Tuesday, April 19, 2022
Bureau of Consumer Protection: Deceptive Advertising and Marketing
- The FTC settled a lawsuit against day-trading online educator Warrior Trading and its CEO Ross Cameron in relation to a concurrently filed complaint in the Western District of Massachusetts. Warrior Trading sells day-trading strategy programming online, and its advertising showcased the trading results of Mr. Cameron. In the complaint, the agency alleged that Warrior Trading and Mr. Cameron’s sales pitch misled consumers with unrealistic claims of big investment gains in violation of Section 5(a) of the Federal Trade Commission Act and the Telemarketing Sales Rule (TSR) under the Telemarketing and Consumer Fraud and Abuse Act. Under the parties’ settlement, Warrior Trading has agreed to pay $3 million in civil penalties. The proposed order prohibits Warrior Trading from making unsubstantiated earnings claims and further violating the TSR. Samuel Levine, Director of the FTC’s Bureau of Consumer Protection, commented on the case in the agency’s press release and noted that “[t]he FTC will continue its crackdown on false earnings claims and phony opportunities.”
Thursday, April 21, 2022
FTC Internal Operations: Tentative Agenda for April 28 Open Commission Meeting
- Chair Lina Khan announced that an open meeting of the Commission will be held virtually on Thursday, April 28, 2022, at 1:00 PM ET. The Commission will vote on a Notice of Proposed Rulemaking and Advanced Notice of Proposed Rulemaking regarding the Telemarketing Sales Rule (TSR). The Notice proposes amending the TSR’s recordkeeping requirements and prohibiting deception in business-to-business telemarketing calls, while the Advanced Notice seeks public comment on tech-support scams, click-to-cancel requirements, robocalls, and telemarketing to small businesses. Given that business-to-business calls are largely excluded from the current TSR, the FTC’s presentation on its proposed rulemaking will be followed closely. Agency staff also will provide a presentation on the impact of AMG Capital Management v. FTC, in which the Supreme Court ruled that the Commission lacks authority under Section 13(b) of the Federal Trade Commission Act to seek monetary relief in federal court.

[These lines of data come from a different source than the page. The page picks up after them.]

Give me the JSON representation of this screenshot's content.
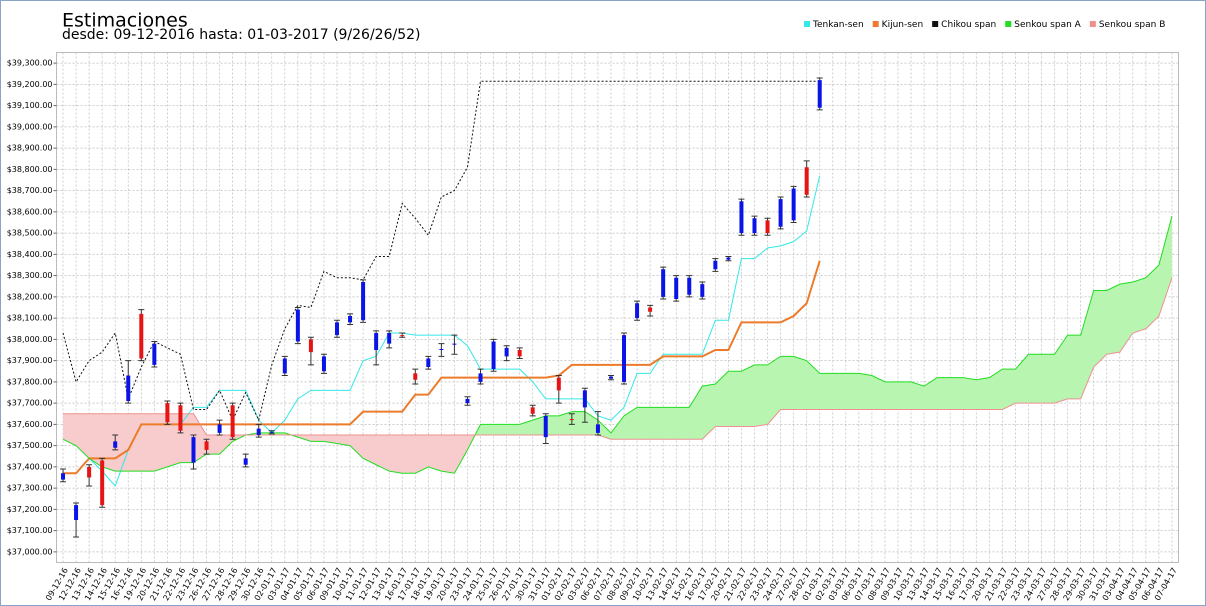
{
  "chart_data": {
    "type": "candlestick",
    "title": "Estimaciones",
    "subtitle": "desde: 09-12-2016 hasta: 01-03-2017 (9/26/26/52)",
    "x": [
      "09-12-16",
      "12-12-16",
      "13-12-16",
      "14-12-16",
      "15-12-16",
      "16-12-16",
      "19-12-16",
      "20-12-16",
      "21-12-16",
      "22-12-16",
      "23-12-16",
      "26-12-16",
      "27-12-16",
      "28-12-16",
      "29-12-16",
      "30-12-16",
      "02-01-17",
      "03-01-17",
      "04-01-17",
      "05-01-17",
      "06-01-17",
      "09-01-17",
      "10-01-17",
      "11-01-17",
      "12-01-17",
      "13-01-17",
      "16-01-17",
      "17-01-17",
      "18-01-17",
      "19-01-17",
      "20-01-17",
      "23-01-17",
      "24-01-17",
      "25-01-17",
      "26-01-17",
      "27-01-17",
      "30-01-17",
      "31-01-17",
      "01-02-17",
      "02-02-17",
      "03-02-17",
      "06-02-17",
      "07-02-17",
      "08-02-17",
      "09-02-17",
      "10-02-17",
      "13-02-17",
      "14-02-17",
      "15-02-17",
      "16-02-17",
      "17-02-17",
      "20-02-17",
      "21-02-17",
      "22-02-17",
      "23-02-17",
      "24-02-17",
      "27-02-17",
      "28-02-17",
      "01-03-17",
      "02-03-17",
      "03-03-17",
      "06-03-17",
      "07-03-17",
      "08-03-17",
      "09-03-17",
      "10-03-17",
      "13-03-17",
      "14-03-17",
      "15-03-17",
      "16-03-17",
      "17-03-17",
      "20-03-17",
      "21-03-17",
      "22-03-17",
      "23-03-17",
      "24-03-17",
      "27-03-17",
      "28-03-17",
      "29-03-17",
      "30-03-17",
      "31-03-17",
      "03-04-17",
      "04-04-17",
      "05-04-17",
      "06-04-17",
      "07-04-17"
    ],
    "open": [
      37340,
      37150,
      37400,
      37430,
      37490,
      37710,
      38120,
      37880,
      37700,
      37690,
      37420,
      37520,
      37560,
      37690,
      37410,
      37550,
      37560,
      37840,
      37990,
      38000,
      37850,
      38020,
      38080,
      38090,
      37950,
      37980,
      38020,
      37840,
      37870,
      37950,
      37975,
      37700,
      37800,
      37860,
      37920,
      37950,
      37680,
      37540,
      37820,
      37625,
      37680,
      37560,
      37815,
      37800,
      38100,
      38150,
      38200,
      38190,
      38210,
      38200,
      38330,
      38375,
      38500,
      38500,
      38560,
      38530,
      38560,
      38810,
      39090,
      null,
      null,
      null,
      null,
      null,
      null,
      null,
      null,
      null,
      null,
      null,
      null,
      null,
      null,
      null,
      null,
      null,
      null,
      null,
      null,
      null,
      null,
      null,
      null,
      null,
      null,
      null
    ],
    "high": [
      37390,
      37230,
      37410,
      37440,
      37550,
      37900,
      38140,
      37990,
      37710,
      37700,
      37550,
      37530,
      37620,
      37700,
      37460,
      37600,
      37570,
      37920,
      38150,
      38010,
      37930,
      38090,
      38120,
      38280,
      38040,
      38040,
      38030,
      37860,
      37920,
      37980,
      38020,
      37730,
      37860,
      38000,
      37970,
      37960,
      37690,
      37650,
      37830,
      37650,
      37770,
      37660,
      37830,
      38030,
      38180,
      38160,
      38340,
      38300,
      38300,
      38270,
      38380,
      38390,
      38660,
      38580,
      38570,
      38670,
      38720,
      38840,
      39230,
      null,
      null,
      null,
      null,
      null,
      null,
      null,
      null,
      null,
      null,
      null,
      null,
      null,
      null,
      null,
      null,
      null,
      null,
      null,
      null,
      null,
      null,
      null,
      null,
      null,
      null,
      null
    ],
    "low": [
      37330,
      37070,
      37310,
      37210,
      37480,
      37700,
      37900,
      37870,
      37600,
      37560,
      37390,
      37460,
      37550,
      37530,
      37400,
      37540,
      37555,
      37830,
      37980,
      37880,
      37840,
      38010,
      38070,
      38080,
      37880,
      37960,
      38010,
      37790,
      37860,
      37920,
      37930,
      37690,
      37790,
      37850,
      37900,
      37910,
      37640,
      37510,
      37700,
      37600,
      37610,
      37550,
      37810,
      37790,
      38090,
      38110,
      38190,
      38180,
      38200,
      38190,
      38320,
      38370,
      38490,
      38490,
      38490,
      38520,
      38550,
      38670,
      39080,
      null,
      null,
      null,
      null,
      null,
      null,
      null,
      null,
      null,
      null,
      null,
      null,
      null,
      null,
      null,
      null,
      null,
      null,
      null,
      null,
      null,
      null,
      null,
      null,
      null,
      null,
      null
    ],
    "close": [
      37370,
      37220,
      37350,
      37220,
      37520,
      37830,
      37910,
      37980,
      37610,
      37570,
      37540,
      37480,
      37600,
      37540,
      37440,
      37580,
      37565,
      37910,
      38140,
      37940,
      37920,
      38080,
      38110,
      38270,
      38030,
      38030,
      38015,
      37810,
      37910,
      37955,
      37980,
      37720,
      37840,
      37990,
      37960,
      37920,
      37650,
      37640,
      37760,
      37620,
      37760,
      37600,
      37825,
      38020,
      38170,
      38130,
      38330,
      38290,
      38290,
      38260,
      38370,
      38385,
      38650,
      38570,
      38500,
      38660,
      38710,
      38680,
      39220,
      null,
      null,
      null,
      null,
      null,
      null,
      null,
      null,
      null,
      null,
      null,
      null,
      null,
      null,
      null,
      null,
      null,
      null,
      null,
      null,
      null,
      null,
      null,
      null,
      null,
      null,
      null
    ],
    "up_color": "#0a14e6",
    "down_color": "#e61414",
    "wick_color": "#333333",
    "series": [
      {
        "name": "Tenkan-sen",
        "color": "#33e8e8",
        "width": 1,
        "dash": false,
        "values": [
          37370,
          37370,
          37440,
          37380,
          37310,
          37480,
          37600,
          37600,
          37600,
          37600,
          37680,
          37680,
          37760,
          37760,
          37760,
          37620,
          37560,
          37620,
          37720,
          37760,
          37760,
          37760,
          37760,
          37900,
          37920,
          38030,
          38030,
          38020,
          38020,
          38020,
          38020,
          37970,
          37860,
          37860,
          37860,
          37860,
          37800,
          37720,
          37720,
          37720,
          37720,
          37640,
          37620,
          37680,
          37840,
          37840,
          37930,
          37930,
          37930,
          37930,
          38090,
          38090,
          38380,
          38380,
          38430,
          38440,
          38460,
          38510,
          38770,
          null,
          null,
          null,
          null,
          null,
          null,
          null,
          null,
          null,
          null,
          null,
          null,
          null,
          null,
          null,
          null,
          null,
          null,
          null,
          null,
          null,
          null,
          null,
          null,
          null,
          null,
          null
        ]
      },
      {
        "name": "Kijun-sen",
        "color": "#ec7c2c",
        "width": 2,
        "dash": false,
        "values": [
          37370,
          37370,
          37440,
          37440,
          37440,
          37480,
          37600,
          37600,
          37600,
          37600,
          37600,
          37600,
          37600,
          37600,
          37600,
          37600,
          37600,
          37600,
          37600,
          37600,
          37600,
          37600,
          37600,
          37660,
          37660,
          37660,
          37660,
          37740,
          37740,
          37820,
          37820,
          37820,
          37820,
          37820,
          37820,
          37820,
          37820,
          37820,
          37830,
          37880,
          37880,
          37880,
          37880,
          37880,
          37880,
          37880,
          37920,
          37920,
          37920,
          37920,
          37950,
          37950,
          38080,
          38080,
          38080,
          38080,
          38110,
          38170,
          38370,
          null,
          null,
          null,
          null,
          null,
          null,
          null,
          null,
          null,
          null,
          null,
          null,
          null,
          null,
          null,
          null,
          null,
          null,
          null,
          null,
          null,
          null,
          null,
          null,
          null,
          null,
          null
        ]
      },
      {
        "name": "Chikou span",
        "color": "#111111",
        "width": 1,
        "dash": true,
        "values": [
          38030,
          37800,
          37900,
          37940,
          38030,
          37720,
          37870,
          37990,
          37960,
          37930,
          37670,
          37670,
          37760,
          37620,
          37750,
          37620,
          37880,
          38050,
          38160,
          38150,
          38320,
          38290,
          38290,
          38280,
          38390,
          38390,
          38640,
          38570,
          38490,
          38670,
          38700,
          38810,
          39215,
          39215,
          39215,
          39215,
          39215,
          39215,
          39215,
          39215,
          39215,
          39215,
          39215,
          39215,
          39215,
          39215,
          39215,
          39215,
          39215,
          39215,
          39215,
          39215,
          39215,
          39215,
          39215,
          39215,
          39215,
          39215,
          39215,
          null,
          null,
          null,
          null,
          null,
          null,
          null,
          null,
          null,
          null,
          null,
          null,
          null,
          null,
          null,
          null,
          null,
          null,
          null,
          null,
          null,
          null,
          null,
          null,
          null,
          null,
          null
        ]
      },
      {
        "name": "Senkou span A",
        "color": "#22dd22",
        "width": 1,
        "dash": false,
        "values": [
          37530,
          37500,
          37440,
          37400,
          37380,
          37380,
          37380,
          37380,
          37400,
          37420,
          37420,
          37460,
          37460,
          37520,
          37550,
          37560,
          37560,
          37560,
          37540,
          37520,
          37520,
          37510,
          37500,
          37440,
          37410,
          37380,
          37370,
          37370,
          37400,
          37380,
          37370,
          37480,
          37600,
          37600,
          37600,
          37600,
          37620,
          37640,
          37640,
          37660,
          37660,
          37620,
          37560,
          37640,
          37680,
          37680,
          37680,
          37680,
          37680,
          37780,
          37790,
          37850,
          37850,
          37880,
          37880,
          37920,
          37920,
          37900,
          37840,
          37840,
          37840,
          37840,
          37830,
          37800,
          37800,
          37800,
          37780,
          37820,
          37820,
          37820,
          37810,
          37820,
          37860,
          37860,
          37930,
          37930,
          37930,
          38020,
          38020,
          38230,
          38230,
          38260,
          38270,
          38290,
          38350,
          38580
        ]
      },
      {
        "name": "Senkou span B",
        "color": "#ee9090",
        "width": 1,
        "dash": false,
        "values": [
          37650,
          37650,
          37650,
          37650,
          37650,
          37650,
          37650,
          37650,
          37650,
          37650,
          37650,
          37550,
          37550,
          37550,
          37550,
          37550,
          37550,
          37550,
          37550,
          37550,
          37550,
          37550,
          37550,
          37550,
          37550,
          37550,
          37550,
          37550,
          37550,
          37550,
          37550,
          37550,
          37550,
          37550,
          37550,
          37550,
          37550,
          37550,
          37550,
          37550,
          37550,
          37550,
          37530,
          37530,
          37530,
          37530,
          37530,
          37530,
          37530,
          37530,
          37590,
          37590,
          37590,
          37590,
          37600,
          37670,
          37670,
          37670,
          37670,
          37670,
          37670,
          37670,
          37670,
          37670,
          37670,
          37670,
          37670,
          37670,
          37670,
          37670,
          37670,
          37670,
          37670,
          37700,
          37700,
          37700,
          37700,
          37720,
          37720,
          37870,
          37930,
          37940,
          38030,
          38050,
          38110,
          38290
        ]
      }
    ],
    "cloud_colors": {
      "bull": "#b8f5b0",
      "bear": "#f8cccc"
    },
    "ylim": [
      36950,
      39350
    ],
    "yticks": [
      {
        "value": 37000,
        "label": "$37,000.00"
      },
      {
        "value": 37100,
        "label": "$37,100.00"
      },
      {
        "value": 37200,
        "label": "$37,200.00"
      },
      {
        "value": 37300,
        "label": "$37,300.00"
      },
      {
        "value": 37400,
        "label": "$37,400.00"
      },
      {
        "value": 37500,
        "label": "$37,500.00"
      },
      {
        "value": 37600,
        "label": "$37,600.00"
      },
      {
        "value": 37700,
        "label": "$37,700.00"
      },
      {
        "value": 37800,
        "label": "$37,800.00"
      },
      {
        "value": 37900,
        "label": "$37,900.00"
      },
      {
        "value": 38000,
        "label": "$38,000.00"
      },
      {
        "value": 38100,
        "label": "$38,100.00"
      },
      {
        "value": 38200,
        "label": "$38,200.00"
      },
      {
        "value": 38300,
        "label": "$38,300.00"
      },
      {
        "value": 38400,
        "label": "$38,400.00"
      },
      {
        "value": 38500,
        "label": "$38,500.00"
      },
      {
        "value": 38600,
        "label": "$38,600.00"
      },
      {
        "value": 38700,
        "label": "$38,700.00"
      },
      {
        "value": 38800,
        "label": "$38,800.00"
      },
      {
        "value": 38900,
        "label": "$38,900.00"
      },
      {
        "value": 39000,
        "label": "$39,000.00"
      },
      {
        "value": 39100,
        "label": "$39,100.00"
      },
      {
        "value": 39200,
        "label": "$39,200.00"
      },
      {
        "value": 39300,
        "label": "$39,300.00"
      }
    ],
    "grid": true,
    "legend": "top-right"
  }
}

Bureau of Competition: Premerger Notification Civil Penalties
- The United States District Court for the District of Columbia approved the FTC’s settlement with founder Clarence Werner of truckload carrier Werner Enterprises, Inc. in relation to a complaint the Commission filed in December 2021. The agency alleged Mr. Werner violated the Hart-Scott-Rodino (HSR) Act’s premerger notification requirements in relation to certain acquisitions he made in company stock between 2007 and 2020. Mr. Werner must pay a civil penalty of $486,900 and comply with the HSR Act’s reporting requirements.
Friday, April 22, 2022
Internal FTC Operations: Remarks on Enforcement Priorities
- Chair Lina Khan spoke at the 2022 Antitrust and Competition Conference sponsored by the University of Chicago Stigler Center. Chair Khan discussed how she views the harms associated with agency inaction as worse than the risk of agency backlash. She reported that the FTC is reexamining its processes related to mergers such as Hart-Scott-Rodino (HSR) Act timelines and forms, Department of Justice Merger Guidelines, and the agency’s use of merger settlements. When asked about unsuccessful high-profile cases, Chair Khan posited that unsuccessful enforcement actions can signal necessary changes to legislators. Importantly, she warned that “efficiency” does not appear in the text of U.S. antitrust laws and that the FTC’s inquiry should focus on unfair methods of competition, defined on the agency’s terms. She confirmed the agency is studying the proliferation of non-compete agreements as a method of unfair competition. On the consumer protection side, Chair Khan explained that the agency was reanalyzing the types of harm that may qualify as substantial injury under consumer protection statutes and previewed a more expansive view beyond traditional monetary damages.